As sometimes happens, during my ‘ruminating’ about a notion, something crosses my path that brings me new ‘language’ and additional thoughts. In this case, I received a small book from Fr Richard Rohr called Oneing. In it he talks about Order, Disorder, and Reorder. You may prefer his terminology than my more common reference to Construction, Destruction, and Reconstruction. They are very similar in concept. Father Rohr talks about Order, Disorder, Reorder in this way:

Order, by itself, normally wants to eliminate any disorder and diversity, creating a narrow and cognitive rigidity in both people and systems.

Disorder, by itself, closes us off from any primal union, meaning, and eventually even sanity in both people and systems.

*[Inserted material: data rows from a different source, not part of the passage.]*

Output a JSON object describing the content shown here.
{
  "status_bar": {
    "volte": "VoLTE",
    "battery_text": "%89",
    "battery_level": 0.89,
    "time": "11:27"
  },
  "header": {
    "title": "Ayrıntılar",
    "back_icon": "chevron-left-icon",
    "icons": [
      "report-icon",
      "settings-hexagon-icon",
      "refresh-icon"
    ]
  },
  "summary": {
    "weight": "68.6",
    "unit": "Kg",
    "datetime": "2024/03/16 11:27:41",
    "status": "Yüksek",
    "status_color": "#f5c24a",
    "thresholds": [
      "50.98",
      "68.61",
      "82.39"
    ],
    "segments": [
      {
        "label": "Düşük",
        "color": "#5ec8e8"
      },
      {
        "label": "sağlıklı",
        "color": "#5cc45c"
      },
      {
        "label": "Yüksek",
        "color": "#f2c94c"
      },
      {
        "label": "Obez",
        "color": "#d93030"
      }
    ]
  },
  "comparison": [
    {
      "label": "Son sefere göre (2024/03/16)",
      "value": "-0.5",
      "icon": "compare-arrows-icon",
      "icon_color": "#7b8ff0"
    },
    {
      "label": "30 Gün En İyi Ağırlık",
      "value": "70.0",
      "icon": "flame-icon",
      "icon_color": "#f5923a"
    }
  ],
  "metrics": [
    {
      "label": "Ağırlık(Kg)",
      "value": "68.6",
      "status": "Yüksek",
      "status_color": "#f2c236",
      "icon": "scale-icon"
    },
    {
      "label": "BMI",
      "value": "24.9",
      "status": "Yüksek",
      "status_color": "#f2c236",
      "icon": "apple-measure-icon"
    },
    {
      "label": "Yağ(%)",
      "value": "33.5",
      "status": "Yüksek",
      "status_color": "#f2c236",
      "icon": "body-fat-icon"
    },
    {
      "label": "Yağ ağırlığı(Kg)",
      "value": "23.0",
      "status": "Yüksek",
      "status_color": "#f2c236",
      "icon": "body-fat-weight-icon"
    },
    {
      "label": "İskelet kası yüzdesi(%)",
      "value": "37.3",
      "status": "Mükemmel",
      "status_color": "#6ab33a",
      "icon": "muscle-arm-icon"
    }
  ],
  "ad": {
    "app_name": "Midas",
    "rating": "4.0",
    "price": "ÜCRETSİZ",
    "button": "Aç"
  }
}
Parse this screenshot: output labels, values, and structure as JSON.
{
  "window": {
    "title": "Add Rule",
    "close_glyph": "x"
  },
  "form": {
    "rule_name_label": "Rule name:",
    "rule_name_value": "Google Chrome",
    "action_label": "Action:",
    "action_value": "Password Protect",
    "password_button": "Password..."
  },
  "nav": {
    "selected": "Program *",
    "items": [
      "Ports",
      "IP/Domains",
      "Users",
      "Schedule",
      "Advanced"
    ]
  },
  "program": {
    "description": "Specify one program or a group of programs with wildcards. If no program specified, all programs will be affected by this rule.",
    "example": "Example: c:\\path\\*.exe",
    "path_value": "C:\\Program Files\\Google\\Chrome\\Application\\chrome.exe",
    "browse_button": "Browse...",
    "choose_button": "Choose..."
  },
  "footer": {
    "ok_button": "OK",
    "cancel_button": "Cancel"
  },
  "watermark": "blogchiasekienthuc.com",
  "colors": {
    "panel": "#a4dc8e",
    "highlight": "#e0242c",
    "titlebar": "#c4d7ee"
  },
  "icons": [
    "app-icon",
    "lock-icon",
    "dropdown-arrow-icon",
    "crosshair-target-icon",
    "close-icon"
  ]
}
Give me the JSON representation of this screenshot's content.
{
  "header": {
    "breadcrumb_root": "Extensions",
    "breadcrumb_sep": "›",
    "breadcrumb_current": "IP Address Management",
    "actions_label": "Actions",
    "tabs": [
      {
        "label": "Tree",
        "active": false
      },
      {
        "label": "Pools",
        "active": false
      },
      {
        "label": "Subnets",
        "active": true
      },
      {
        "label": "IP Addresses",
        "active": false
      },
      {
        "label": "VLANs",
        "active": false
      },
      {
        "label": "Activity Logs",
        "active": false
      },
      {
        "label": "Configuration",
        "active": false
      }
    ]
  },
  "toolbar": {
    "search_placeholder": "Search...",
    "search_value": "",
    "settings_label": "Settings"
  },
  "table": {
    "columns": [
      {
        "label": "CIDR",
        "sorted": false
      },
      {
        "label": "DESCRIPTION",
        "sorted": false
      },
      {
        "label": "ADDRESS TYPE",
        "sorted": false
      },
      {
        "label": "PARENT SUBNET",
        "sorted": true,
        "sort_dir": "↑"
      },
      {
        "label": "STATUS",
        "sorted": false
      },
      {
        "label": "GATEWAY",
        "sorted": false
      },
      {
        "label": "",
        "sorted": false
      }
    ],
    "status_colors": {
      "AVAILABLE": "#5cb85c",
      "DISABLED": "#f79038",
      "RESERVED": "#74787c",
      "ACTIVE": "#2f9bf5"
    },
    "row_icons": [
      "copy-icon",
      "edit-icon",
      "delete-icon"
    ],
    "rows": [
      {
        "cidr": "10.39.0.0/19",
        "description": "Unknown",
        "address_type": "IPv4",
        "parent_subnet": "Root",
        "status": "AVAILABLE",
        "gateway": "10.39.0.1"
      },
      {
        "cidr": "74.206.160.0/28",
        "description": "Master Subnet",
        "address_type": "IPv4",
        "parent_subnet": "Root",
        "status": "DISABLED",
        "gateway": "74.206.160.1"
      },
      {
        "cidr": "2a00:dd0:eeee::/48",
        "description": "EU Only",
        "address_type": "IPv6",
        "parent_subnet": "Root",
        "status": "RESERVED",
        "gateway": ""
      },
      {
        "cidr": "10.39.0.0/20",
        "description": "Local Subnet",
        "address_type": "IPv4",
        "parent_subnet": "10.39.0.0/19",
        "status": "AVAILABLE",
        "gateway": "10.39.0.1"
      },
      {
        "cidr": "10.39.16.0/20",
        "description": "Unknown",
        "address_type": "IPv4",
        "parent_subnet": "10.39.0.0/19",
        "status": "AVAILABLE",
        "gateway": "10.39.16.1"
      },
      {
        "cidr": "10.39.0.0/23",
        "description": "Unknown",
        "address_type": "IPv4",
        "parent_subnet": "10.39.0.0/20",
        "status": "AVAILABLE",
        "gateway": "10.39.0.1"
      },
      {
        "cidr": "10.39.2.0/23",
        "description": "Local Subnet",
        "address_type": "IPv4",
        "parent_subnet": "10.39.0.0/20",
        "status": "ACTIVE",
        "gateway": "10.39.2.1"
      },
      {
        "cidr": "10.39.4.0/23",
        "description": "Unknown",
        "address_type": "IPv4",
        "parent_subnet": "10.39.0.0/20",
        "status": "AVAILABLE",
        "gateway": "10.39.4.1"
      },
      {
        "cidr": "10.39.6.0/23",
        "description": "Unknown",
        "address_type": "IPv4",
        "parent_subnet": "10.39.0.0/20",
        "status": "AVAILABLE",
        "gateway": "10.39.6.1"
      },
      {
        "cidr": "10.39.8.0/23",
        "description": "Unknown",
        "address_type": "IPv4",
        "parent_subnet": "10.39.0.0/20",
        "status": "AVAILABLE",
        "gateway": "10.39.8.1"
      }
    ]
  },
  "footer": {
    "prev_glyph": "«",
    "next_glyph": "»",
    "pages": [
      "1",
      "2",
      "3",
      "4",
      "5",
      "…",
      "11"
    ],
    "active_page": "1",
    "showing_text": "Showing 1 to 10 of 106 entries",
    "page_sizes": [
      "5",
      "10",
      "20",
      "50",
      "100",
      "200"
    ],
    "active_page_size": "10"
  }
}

Reorder, or transformation of people and systems, happens when both are seen to work together. Rohr states that “Reorder moves us forward in a positive way, but then sets the stage for the pattern to continue all over again.”

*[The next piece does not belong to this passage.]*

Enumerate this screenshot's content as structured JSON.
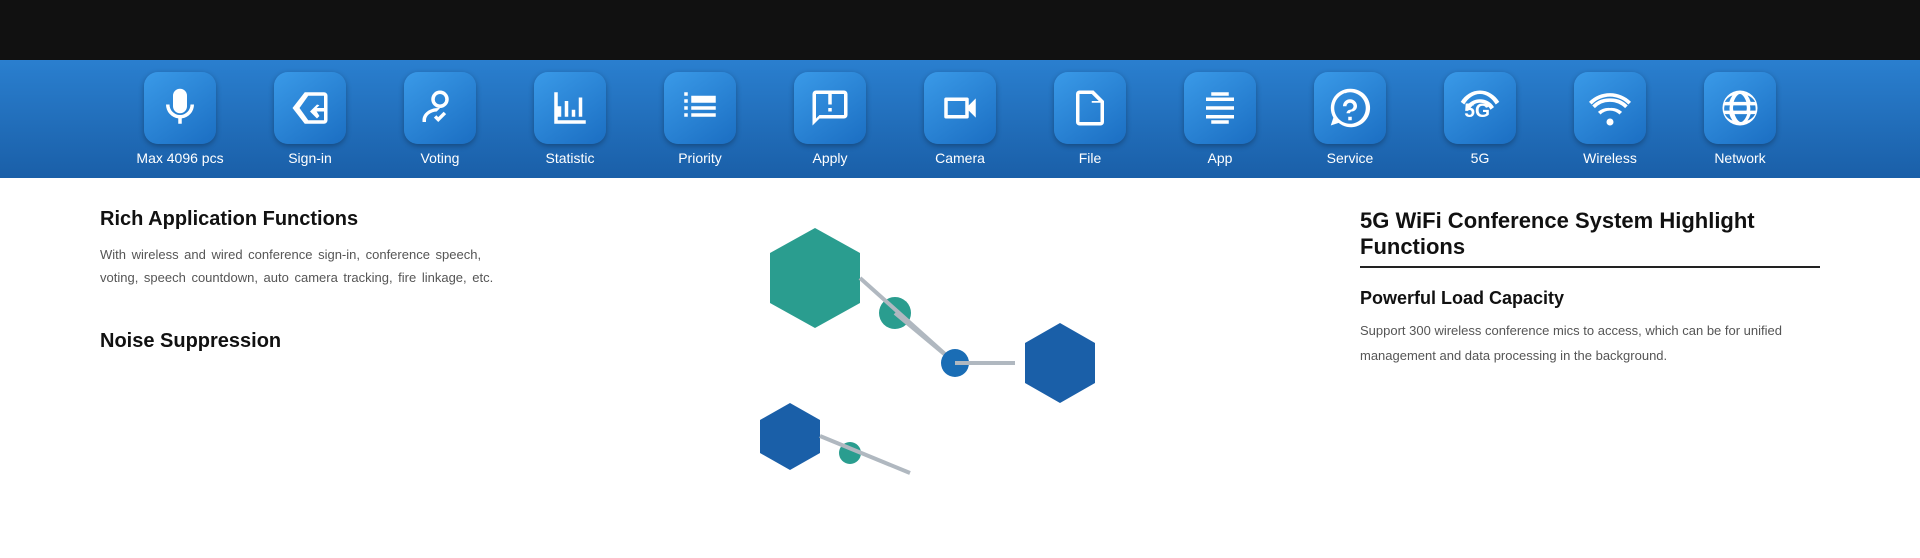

So, how do these cycles play out in our lives? My sense is that all of us experience ‘mini cycles’ (i.e. breaking up with your first love creates, for a time, disorder where there was order). In a matter of days, weeks, months or longer there comes an opportunity to reorder.

The larger transformational events are longer in duration. The first two years of College were that for me. Alone, far from home, I was challenged in many ways – my values, assumptions, and biases were all called into question, by me and others. Were these my parent’s values, assumptions, and biases? What did I want to keep? I was meeting many people from rural Indiana. I was from a big city. It wasn’t bad or better, just different.

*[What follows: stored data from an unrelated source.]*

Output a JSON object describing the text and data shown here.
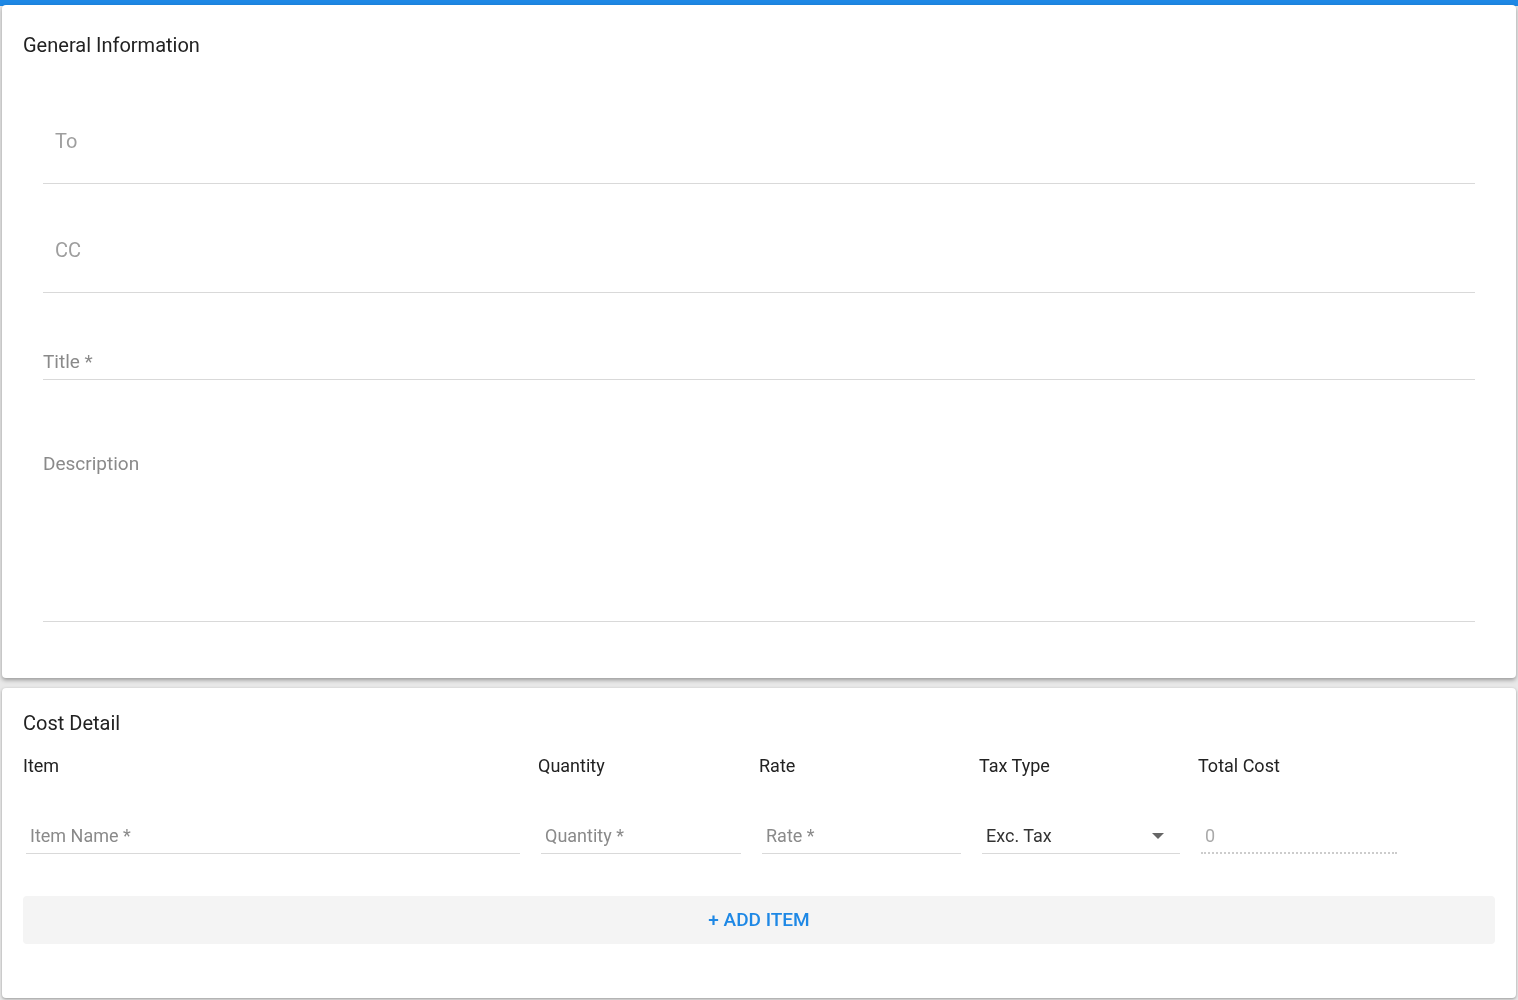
{
  "general": {
    "title": "General Information",
    "fields": [
      {
        "kind": "padded",
        "placeholder": "To"
      },
      {
        "kind": "padded",
        "placeholder": "CC"
      },
      {
        "kind": "line",
        "placeholder": "Title *"
      },
      {
        "kind": "area",
        "placeholder": "Description"
      }
    ]
  },
  "cost": {
    "title": "Cost Detail",
    "columns": [
      "Item",
      "Quantity",
      "Rate",
      "Tax Type",
      "Total Cost"
    ],
    "row": [
      {
        "kind": "input",
        "placeholder": "Item Name *"
      },
      {
        "kind": "input",
        "placeholder": "Quantity *"
      },
      {
        "kind": "input",
        "placeholder": "Rate *"
      },
      {
        "kind": "select",
        "value": "Exc. Tax"
      },
      {
        "kind": "input",
        "value": "0",
        "disabled": true
      }
    ],
    "add_button": "+ ADD ITEM"
  }
}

Being challenged to think about who I was, what I thought, and my purpose in life was difficult. Many experiences in those first two years felt like an ‘assault.’ There was a lot of deconstructing going on. What is interesting about that period of my life is that the process of deconstructing, or disorder, and reconstructing was not linear. There were things that I continued to deconstruct well into my junior year WHILE I was busy reconstructing in other areas. My guess is that is not rare. In fact, some larger/longer transformative events are often made up of a series of destructing and constructing mini cycles.

My second transformational cycle came at 29 when my mother died. Since my mother did not die suddenly, the ‘process’ of her death created an opportunity to deconstruct what I believed about life (how long it is), the seeming injustice I felt about my mother’s death, and challenged many notions I had about a loving God. I was angry. I believe that anger fueled a longer period of deconstruction, as I was less willing to let go.

As the anger dissipated over time the light of reconstruction illuminated a path that widened my thinking about life, about death, and about God. As I was nearing the end of my reconstruction in these areas, I noted the value of the deconstruction. As I reflected on my college transformation I noted once again the value of deconstruction/disorder and what felt like chaos (a subject for a future writing).

The pandemic of 2020 (and some portion of 2021), the political unrest and divisiveness (not just this year), the death of George Floyd as representative of social injustice, evidence of intolerance and hatred wherever I looked, created a confluence of events that gave birth to challenges of what I believe, core values, deep-seated assumptions – the place ripe for ‘destruction.’

I believe that what created more unrest for me was having these challenging events coexist together. The environment challenged (and still does) the hope I normally have, until…until I remembered my own experience with destruction – it always serves a purpose in creating change. I recognize that it is possible that destruction CAN lead to construction that I won’t like, but the long view tells me that even then there will be another cycle that introduces more deconstruction and opportunity for construction that will be more positive. I still hold onto this as one of the main tenets of democracy and how change occurs; even in the face of what I consider a time of ‘assault’ on the well-being of democracy.

What thoughts did this spark for/in you? I would love to hear from you. I will continue to explore this subject into the New Year. May your heart blossom hope and well-being for you and yours during this season and beyond.